Kepala Pusat Penerangan (Kapuspen) Kemendagri, Restuardy Daud mengatakan, idealnya peredaran miras memang harus mempertimbangkan kondisi wilayah dan lokasi pariwisata. Namun, bukan berarti memberikan legalitas atau batasan peredaran minuman tersebut.
“Perpres itu mengantur pengendalian dan pengawasan, dan nantinya akan sinkronisasi dengan peraturan daerah (perda),” kata Ardy pada Republika di Kantor Kemendagri, Kamis (2/1).
Pihaknya akan mengacu pada Perpres untuk melakukan klarifikasi terhadap perda yang mengatur peredaran miras. Regulasi tersebut tetap berlaku, miras diizinkan masuk di lokasi dan tempat tertentu.
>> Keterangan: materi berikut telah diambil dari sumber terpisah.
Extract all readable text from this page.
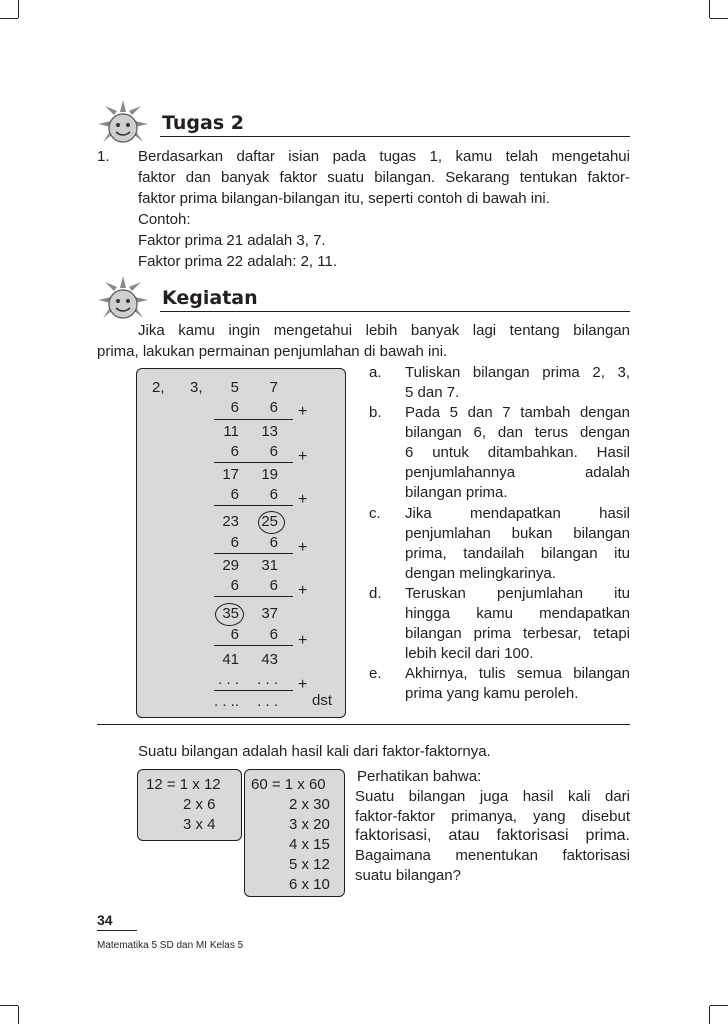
Tugas 2
1. Berdasarkan daftar isian pada tugas 1, kamu telah mengetahui
faktor dan banyak faktor suatu bilangan. Sekarang tentukan faktor-
faktor prima bilangan-bilangan itu, seperti contoh di bawah ini.
Contoh:
Faktor prima 21 adalah 3, 7.
Faktor prima 22 adalah: 2, 11.
Kegiatan
Jika kamu ingin mengetahui lebih banyak lagi tentang bilangan
prima, lakukan permainan penjumlahan di bawah ini.
2, 3,	5	7
6	6 +
11	13
6	6 +
17	19
6	6 +
23	25
6	6 +
29	31
6	6 +
35	37
6	6 +
41	43
. . .	. . . +
. . ..	. . . dst
a. Tuliskan bilangan prima 2, 3,
5 dan 7.
b. Pada 5 dan 7 tambah dengan
bilangan 6, dan terus dengan
6 untuk ditambahkan. Hasil
penjumlahannya adalah
bilangan prima.
c. Jika mendapatkan hasil
penjumlahan bukan bilangan
prima, tandailah bilangan itu
dengan melingkarinya.
d. Teruskan penjumlahan itu
hingga kamu mendapatkan
bilangan prima terbesar, tetapi
lebih kecil dari 100.
e. Akhirnya, tulis semua bilangan
prima yang kamu peroleh.
Suatu bilangan adalah hasil kali dari faktor-faktornya.
12 = 1 x 12
2 x 6
3 x 4
60 = 1 x 60
2 x 30
3 x 20
4 x 15
5 x 12
6 x 10
Perhatikan bahwa:
Suatu bilangan juga hasil kali dari
faktor-faktor primanya, yang disebut
faktorisasi, atau faktorisasi prima.
Bagaimana menentukan faktorisasi
suatu bilangan?
34
Matematika 5 SD dan MI Kelas 5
Hanya saja pemerintah daerah (pemda) diberikan kewenangan spesifik mengaturnya. Seperti halnya di Bali, lokasi wisata yang banyak dikunjungi turis, dimana miras menjadi konsumsi mereka. Kemudian di Indonesia bagian timur, banyak acara adat yang menggunakan miras bagian dari ritualnya.
“Sedangkan di Aceh, daerah yang kuat asas keislamannya, miras bisa saja dibatasi. Hanya untuk tempat yang diberikan izin seperti hotel dan kawasan duty free tetap boleh beredar,” ujar dia.
Perpres tersebut tentunya harus ditaati meskipun kepala daerah ataupun dinas perdagangan perindustrian terkait mempunyai regulasi tertentu. Menurut Ardy, perpres merupakan aturan umum, sedangkan perda membatasi secara khusus sesuai kondisi daerah.
Sebelumnya Presiden SBY menerbitkan Perpres No. 74 Tahun 2013 tentang peredaran miras. Peraturan tersebut menyusul putusan Mahkamah Agung Nomor 42P/HUM/2012 tanggal 18 Juni 2013 yang menyatakan, Keputusan Presiden No.3 Tahun 1997tentang Pengawasan dan Pengendalian Minuman Beralkohol sebagai tidak sah, dan tidak mempunyai kekuatan hukum.